Square Feet: As Las Vegas Evolves, Boutique Hotels Gain Status

The first of these brands appeared in February in an updated tower in Caesars Palace: the 181-room Nobu Hotel, which has the world’s largest Nobu Restaurant and Lounge and was created by the chef Nobu Matsuhisa and Nobu Hospitality, with Caesars Entertainment.

Caesars is also working with the Gansevoort Hotel Group to update another older property. Bill’s Gamblin’ Hall and Saloon, in the heart of the Strip, will be transformed into the 188-room Gansevoort Las Vegas, with clubs run by the club owner Victor Drai and a small 40,000-square-foot casino. The hotel is expected to open in early 2014.

Two other Las Vegas hotels will open under well-known boutique brands, although they will have thousands of rooms in more typical Vegas fashion. MGM Resorts International and Morgans Hotel Group will open the Delano Las Vegas late this year in an existing property owned by MGM: THEhotel at the Mandalay Bay resort. And in 2014, under its SLS brand, the hospitality company SBE will open a mixed-use resort and casino at the former Sahara Hotel and Casino on the northern end of the Strip.

Developers have turned their sights toward boutique hotels for several reasons. The convention business, which demands big-box hotels, has fallen off since the 2008 economic downturn, and smaller hotels have become a logical alternative. At the same time, the changing demographics of visitors to Las Vegas have made fine dining — a crucial component in most boutique hotels — a more important part of the Las Vegas travel experience.

Las Vegas visitors seem to have taken well to the boutique aesthetic. At Nobu, rates start at $249 a night, though they fluctuate depending on hotel occupancy. Occupancy has been in the low- to mid-90 percent level since its soft opening in February, said Gary Selesner, a regional president for Caesars Palace. In general in Las Vegas, which has added about 17,500 hotel rooms since the financial crisis of 2008, citywide occupancy has dropped to 84 percent, while rates have plunged even further, from $132.09 a night at their height in 2007 to $108.08 a night in 2012.

Several branded boutique hotels were planned even before the recession, though those projects succumbed to the economic malaise and were stalled, said Thomas P. McConnell, an executive managing director of the global hospitality group at Cushman Wakefield Equity, Debt and Structured Finance.

Elsewhere in the country, boutique hotels have been opening in the central business districts of larger cities, but Las Vegas may be particularly ripe for them as food and beverages have become more important to the way visitors — especially younger visitors — experience the city.

“Going back 20 years, for a long time, Vegas was all about the gaming floor,” said Scott Berman, the United States hospitality and leisure practice leader for PricewaterhouseCoopers. “The majority of revenues came from the gaming floor, but over time, you’ve seen retail, and food and beverage, and obviously hotels become more important to the overall economic equation.”

With megaclubs like Hakkasan Las Vegas and Light opening this month, the city’s club scene has also grown exponentially.
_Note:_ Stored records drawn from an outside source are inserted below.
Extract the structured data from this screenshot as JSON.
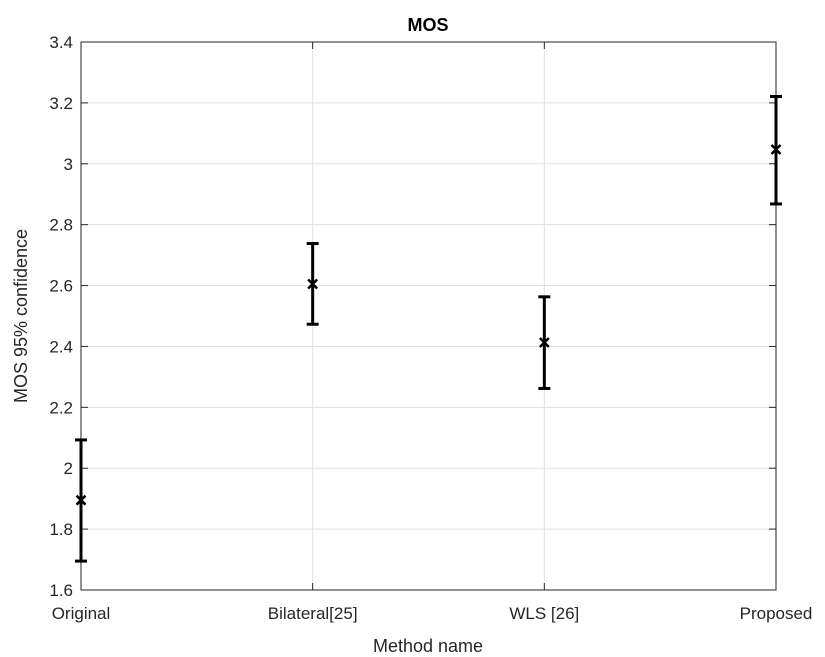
{
  "chart_data": {
    "type": "errorbar",
    "title": "MOS",
    "xlabel": "Method name",
    "ylabel": "MOS 95% confidence",
    "categories": [
      "Original",
      "Bilateral[25]",
      "WLS [26]",
      "Proposed"
    ],
    "series": [
      {
        "values": [
          1.895,
          2.605,
          2.413,
          3.047
        ],
        "lower": [
          1.695,
          2.473,
          2.262,
          2.868
        ],
        "upper": [
          2.093,
          2.738,
          2.563,
          3.221
        ]
      }
    ],
    "ylim": [
      1.6,
      3.4
    ],
    "yticks": [
      1.6,
      1.8,
      2,
      2.2,
      2.4,
      2.6,
      2.8,
      3,
      3.2,
      3.4
    ],
    "ytick_labels": [
      "1.6",
      "1.8",
      "2",
      "2.2",
      "2.4",
      "2.6",
      "2.8",
      "3",
      "3.2",
      "3.4"
    ],
    "grid": true,
    "line_color": "#000000",
    "grid_color": "#e0e0e0"
  }
}
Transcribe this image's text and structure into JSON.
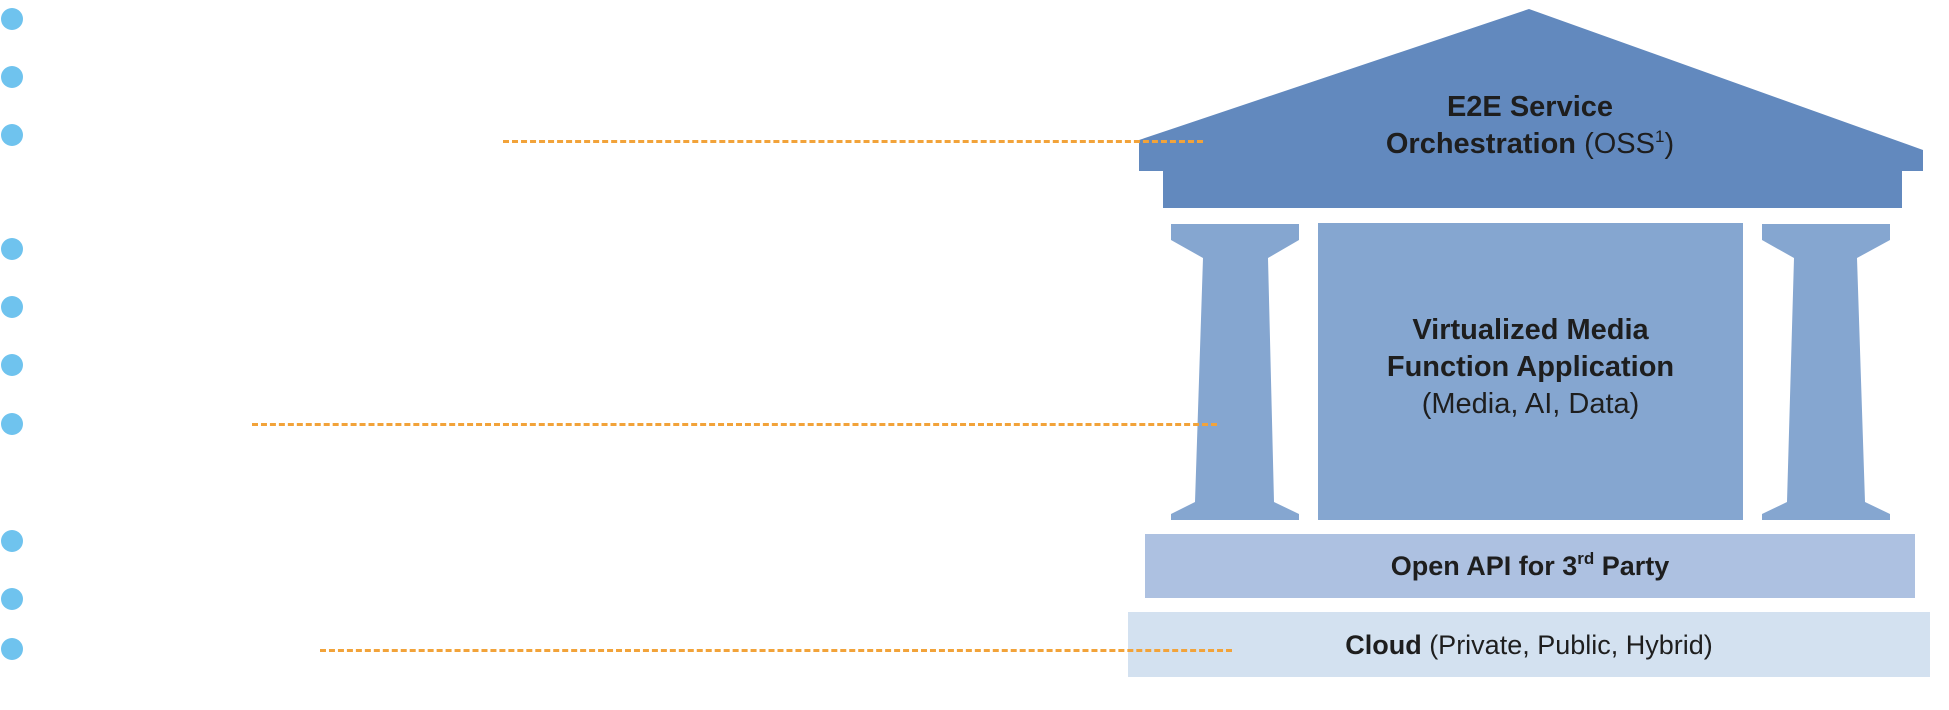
{
  "diagram": {
    "roof": {
      "title_line1": "E2E Service",
      "title_line2": "Orchestration",
      "title_suffix": " (OSS",
      "title_sup": "1",
      "title_close": ")"
    },
    "center": {
      "line1": "Virtualized Media",
      "line2": "Function Application",
      "line3": "(Media, AI, Data)"
    },
    "api": {
      "text_prefix": "Open API for 3",
      "text_sup": "rd",
      "text_suffix": " Party"
    },
    "cloud": {
      "bold": "Cloud",
      "rest": " (Private, Public, Hybrid)"
    }
  },
  "colors": {
    "bullet": "#6fc3ee",
    "connector": "#f2a33a",
    "roof": "#6289be",
    "pillar": "#85a6d0",
    "api_band": "#adc1e1",
    "cloud_band": "#d3e1f0"
  }
}
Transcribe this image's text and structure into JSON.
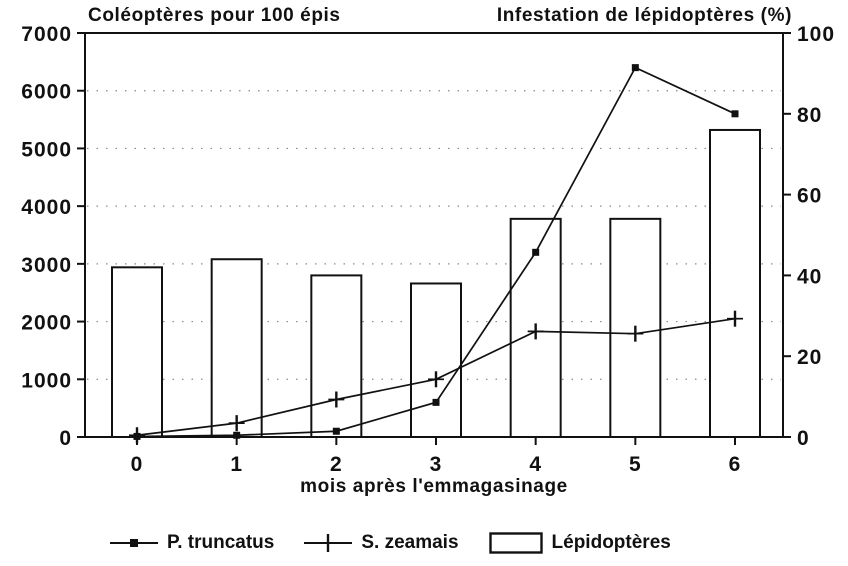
{
  "chart_data": {
    "type": "combo",
    "title_left": "Coléoptères pour 100 épis",
    "title_right": "Infestation de lépidoptères (%)",
    "x": [
      0,
      1,
      2,
      3,
      4,
      5,
      6
    ],
    "x_axis": {
      "title": "mois après l'emmagasinage",
      "tick_labels": [
        "0",
        "1",
        "2",
        "3",
        "4",
        "5",
        "6"
      ]
    },
    "left_axis": {
      "label": "Coléoptères pour 100 épis",
      "min": 0,
      "max": 7000,
      "ticks": [
        0,
        1000,
        2000,
        3000,
        4000,
        5000,
        6000,
        7000
      ]
    },
    "right_axis": {
      "label": "Infestation de lépidoptères (%)",
      "min": 0,
      "max": 100,
      "ticks": [
        0,
        20,
        40,
        60,
        80,
        100
      ]
    },
    "grid": "horizontal-dotted",
    "legend_position": "bottom",
    "series": [
      {
        "name": "P. truncatus",
        "type": "line",
        "axis": "left",
        "marker": "filled-square",
        "values": [
          10,
          30,
          100,
          600,
          3200,
          6400,
          5600
        ]
      },
      {
        "name": "S. zeamais",
        "type": "line",
        "axis": "left",
        "marker": "plus",
        "values": [
          30,
          240,
          650,
          1000,
          1830,
          1790,
          2050
        ]
      },
      {
        "name": "Lépidoptères",
        "type": "bar",
        "axis": "right",
        "values": [
          42,
          44,
          40,
          38,
          54,
          54,
          76
        ]
      }
    ]
  },
  "colors": {
    "ink": "#111111",
    "background": "#ffffff",
    "grid_dots": "#8a8a8a"
  }
}
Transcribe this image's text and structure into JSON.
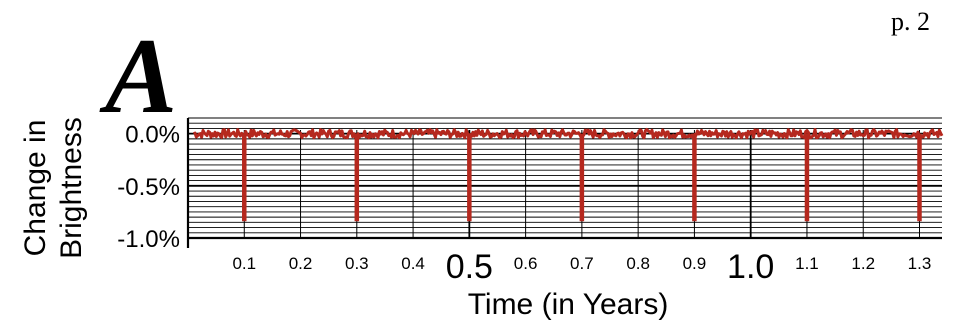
{
  "page": {
    "page_number": "p. 2",
    "panel_label": "A"
  },
  "chart_data": {
    "type": "line",
    "title": "",
    "xlabel": "Time (in Years)",
    "ylabel_lines": [
      "Change in",
      "Brightness"
    ],
    "xlim": [
      0.0,
      1.34
    ],
    "ylim": [
      -1.0,
      0.15
    ],
    "grid": true,
    "y_ticks": [
      {
        "value": 0.0,
        "label": "0.0%"
      },
      {
        "value": -0.5,
        "label": "-0.5%"
      },
      {
        "value": -1.0,
        "label": "-1.0%"
      }
    ],
    "x_ticks": [
      {
        "value": 0.1,
        "label": "0.1",
        "major": false
      },
      {
        "value": 0.2,
        "label": "0.2",
        "major": false
      },
      {
        "value": 0.3,
        "label": "0.3",
        "major": false
      },
      {
        "value": 0.4,
        "label": "0.4",
        "major": false
      },
      {
        "value": 0.5,
        "label": "0.5",
        "major": true
      },
      {
        "value": 0.6,
        "label": "0.6",
        "major": false
      },
      {
        "value": 0.7,
        "label": "0.7",
        "major": false
      },
      {
        "value": 0.8,
        "label": "0.8",
        "major": false
      },
      {
        "value": 0.9,
        "label": "0.9",
        "major": false
      },
      {
        "value": 1.0,
        "label": "1.0",
        "major": true
      },
      {
        "value": 1.1,
        "label": "1.1",
        "major": false
      },
      {
        "value": 1.2,
        "label": "1.2",
        "major": false
      },
      {
        "value": 1.3,
        "label": "1.3",
        "major": false
      }
    ],
    "series": [
      {
        "color": "#b5281e",
        "baseline": 0.0,
        "noise_amplitude": 0.04,
        "transit_times": [
          0.1,
          0.3,
          0.5,
          0.7,
          0.9,
          1.1,
          1.3
        ],
        "transit_depth": -0.84
      }
    ]
  }
}
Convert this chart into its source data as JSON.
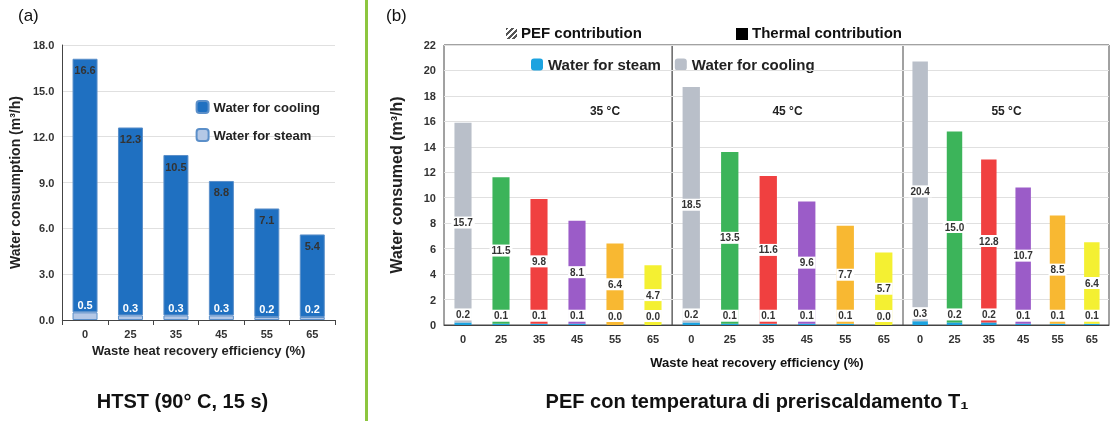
{
  "chart_data": [
    {
      "type": "bar",
      "title": "HTST (90° C, 15 s)",
      "xlabel": "Waste heat recovery efficiency (%)",
      "ylabel": "Water consumption (m³/h)",
      "annotations": [
        "(a)"
      ],
      "categories": [
        "0",
        "25",
        "35",
        "45",
        "55",
        "65"
      ],
      "stacked": true,
      "series": [
        {
          "name": "Water for steam",
          "color": "#b4c8e6",
          "values": [
            0.5,
            0.3,
            0.3,
            0.3,
            0.2,
            0.2
          ],
          "value_labels": [
            "0.5",
            "0.3",
            "0.3",
            "0.3",
            "0.2",
            "0.2"
          ]
        },
        {
          "name": "Water for cooling",
          "color": "#1f70c1",
          "values": [
            16.6,
            12.3,
            10.5,
            8.8,
            7.1,
            5.4
          ],
          "value_labels": [
            "16.6",
            "12.3",
            "10.5",
            "8.8",
            "7.1",
            "5.4"
          ]
        }
      ],
      "ylim": [
        0,
        18
      ],
      "yticks": [
        {
          "value": 0,
          "label": "0.0"
        },
        {
          "value": 3,
          "label": "3.0"
        },
        {
          "value": 6,
          "label": "6.0"
        },
        {
          "value": 9,
          "label": "9.0"
        },
        {
          "value": 12,
          "label": "12.0"
        },
        {
          "value": 15,
          "label": "15.0"
        },
        {
          "value": 18,
          "label": "18.0"
        }
      ],
      "grid": "y",
      "legend": "top right"
    },
    {
      "type": "bar",
      "title": "35 °C",
      "ylabel": "Water consumed (m³/h)",
      "annotations": [
        "(b)",
        "PEF contribution",
        "Thermal contribution",
        "PEF con temperatura di preriscaldamento T₁"
      ],
      "categories": [
        "0",
        "25",
        "35",
        "45",
        "55",
        "65"
      ],
      "stacked": true,
      "series": [
        {
          "name": "Water for steam",
          "color": "#1ca3e0",
          "values": [
            0.2,
            0.1,
            0.1,
            0.1,
            0.0,
            0.0
          ],
          "value_labels": [
            "0.2",
            "0.1",
            "0.1",
            "0.1",
            "0.0",
            "0.0"
          ]
        },
        {
          "name": "Water for cooling",
          "colors": [
            "#b9bfc9",
            "#3cb45a",
            "#f04040",
            "#9b5cc8",
            "#f8b832",
            "#f4f032"
          ],
          "values": [
            15.7,
            11.5,
            9.8,
            8.1,
            6.4,
            4.7
          ],
          "value_labels": [
            "15.7",
            "11.5",
            "9.8",
            "8.1",
            "6.4",
            "4.7"
          ]
        }
      ],
      "ylim": [
        0,
        22
      ],
      "yticks": [
        0,
        2,
        4,
        6,
        8,
        10,
        12,
        14,
        16,
        18,
        20,
        22
      ],
      "grid": "y",
      "legend": "top"
    },
    {
      "type": "bar",
      "title": "45 °C",
      "xlabel": "Waste heat recovery efficiency (%)",
      "categories": [
        "0",
        "25",
        "35",
        "45",
        "55",
        "65"
      ],
      "stacked": true,
      "series": [
        {
          "color": "#1ca3e0",
          "values": [
            0.2,
            0.1,
            0.1,
            0.1,
            0.1,
            0.0
          ],
          "value_labels": [
            "0.2",
            "0.1",
            "0.1",
            "0.1",
            "0.1",
            "0.0"
          ]
        },
        {
          "colors": [
            "#b9bfc9",
            "#3cb45a",
            "#f04040",
            "#9b5cc8",
            "#f8b832",
            "#f4f032"
          ],
          "values": [
            18.5,
            13.5,
            11.6,
            9.6,
            7.7,
            5.7
          ],
          "value_labels": [
            "18.5",
            "13.5",
            "11.6",
            "9.6",
            "7.7",
            "5.7"
          ]
        }
      ],
      "ylim": [
        0,
        22
      ],
      "yticks": [
        0,
        2,
        4,
        6,
        8,
        10,
        12,
        14,
        16,
        18,
        20,
        22
      ],
      "grid": "y",
      "tick_labels": "x"
    },
    {
      "type": "bar",
      "title": "55 °C",
      "categories": [
        "0",
        "25",
        "35",
        "45",
        "55",
        "65"
      ],
      "stacked": true,
      "series": [
        {
          "color": "#1ca3e0",
          "values": [
            0.3,
            0.2,
            0.2,
            0.1,
            0.1,
            0.1
          ],
          "value_labels": [
            "0.3",
            "0.2",
            "0.2",
            "0.1",
            "0.1",
            "0.1"
          ]
        },
        {
          "colors": [
            "#b9bfc9",
            "#3cb45a",
            "#f04040",
            "#9b5cc8",
            "#f8b832",
            "#f4f032"
          ],
          "values": [
            20.4,
            15.0,
            12.8,
            10.7,
            8.5,
            6.4
          ],
          "value_labels": [
            "20.4",
            "15.0",
            "12.8",
            "10.7",
            "8.5",
            "6.4"
          ]
        }
      ],
      "ylim": [
        0,
        22
      ],
      "yticks": [
        0,
        2,
        4,
        6,
        8,
        10,
        12,
        14,
        16,
        18,
        20,
        22
      ],
      "grid": "y",
      "tick_labels": "x"
    }
  ]
}
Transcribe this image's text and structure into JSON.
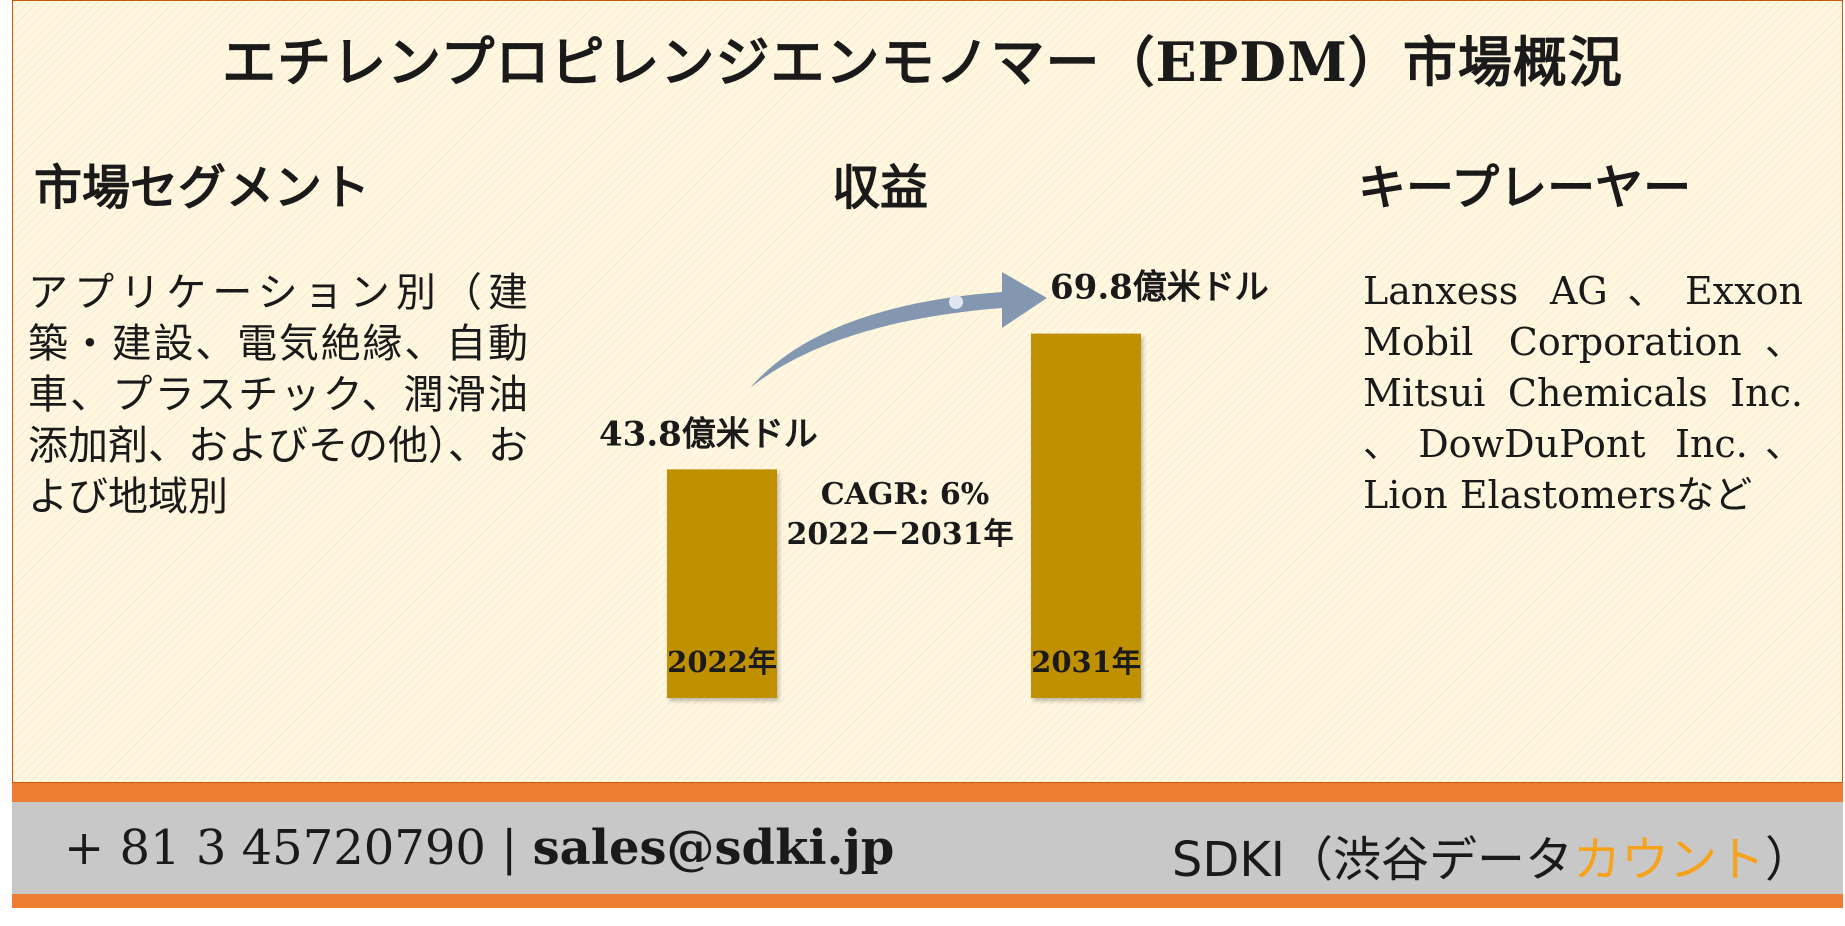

And boutique hotels are part and parcel of that type of social scene, Mr. Selesner said.

“The demographics in Las Vegas continue to change,” he said. “There are more younger people coming for other than the traditional reason to come to Las Vegas, which used to be gambling. They’re coming for nightclubs, restaurants, and bar and pool experiences, and when they travel, they tend to stay in these boutique hotels.”

This article has been revised to reflect the following correction:

Correction: April 16, 2013

An earlier version of this article misstated the name of the chef who created the Nobu Hotel. It is Nobu Matsuhisa, not Bobu.